Given the way tetracycline works — by blocking the production of proteins — you’d reasonably expect it to block the ‘red’ bacteria from synthesizing TetA efflux pumps (they’re made of proteins). However, the team is surprised to report that this isn’t the case. Paradoxically, the bacteria were able to survive and develop a resistance to tetracycline even in the presence of this drug — which suggested there’s another, unknown factor at work here.

It seems to be another efflux pump, they explain. Called AcrAB-TolC (scientists are good with naming stuff), this pump is present in virtually all bacteria, but serves a general role. As such, it’s less efficient than TetA at ejecting tetracycline, but it is still able to remove a small quantity from the cell, allowing the bacteria to carry out a minimal level of protein synthesis. This process allows bacteria to become durably resistant to antibiotics should they be provided with the right genes from the environment.

However, the findings also point the way to a potential fix for acquired antibiotic resistance.

“We could even consider a therapy combining an antibiotic and a molecule able to inhibit this generalist pump,” says Christian Lesterlin, a researcher at Lyon’s Molecular Microbiology and Structural Biochemistry laboratory and the paper’s corresponding author.

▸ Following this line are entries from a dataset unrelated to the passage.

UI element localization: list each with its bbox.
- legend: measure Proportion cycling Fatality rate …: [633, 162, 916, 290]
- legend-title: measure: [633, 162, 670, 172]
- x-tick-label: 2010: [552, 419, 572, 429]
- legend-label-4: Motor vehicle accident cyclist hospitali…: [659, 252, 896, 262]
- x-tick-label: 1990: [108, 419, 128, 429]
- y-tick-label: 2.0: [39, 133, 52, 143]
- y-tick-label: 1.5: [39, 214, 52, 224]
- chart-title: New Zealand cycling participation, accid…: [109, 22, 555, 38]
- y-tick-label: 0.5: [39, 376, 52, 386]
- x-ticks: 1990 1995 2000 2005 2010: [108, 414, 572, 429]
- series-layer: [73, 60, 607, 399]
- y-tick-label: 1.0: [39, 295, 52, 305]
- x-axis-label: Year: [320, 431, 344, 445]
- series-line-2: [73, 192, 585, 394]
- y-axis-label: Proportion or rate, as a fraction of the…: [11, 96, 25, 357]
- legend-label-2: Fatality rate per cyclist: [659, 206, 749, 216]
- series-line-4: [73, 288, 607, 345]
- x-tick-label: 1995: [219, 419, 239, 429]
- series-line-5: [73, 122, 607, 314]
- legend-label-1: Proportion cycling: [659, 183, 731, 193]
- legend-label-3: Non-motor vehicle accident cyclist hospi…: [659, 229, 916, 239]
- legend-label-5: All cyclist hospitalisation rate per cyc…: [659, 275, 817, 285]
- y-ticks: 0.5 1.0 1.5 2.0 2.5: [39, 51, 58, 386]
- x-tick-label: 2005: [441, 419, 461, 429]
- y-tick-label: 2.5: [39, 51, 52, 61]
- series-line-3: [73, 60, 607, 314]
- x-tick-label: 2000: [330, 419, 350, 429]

“While it is still too soon to envisage the therapeutic application of such an inhibitor, numerous studies are currently being performed in this area given the possibility of reducing antibiotic resistance and preventing its spread to the various bacterial species.”

The paper “Role of AcrAB-TolC multidrug efflux pump in drug-resistance acquisition by plasmid transfer” has been published in the journal Science.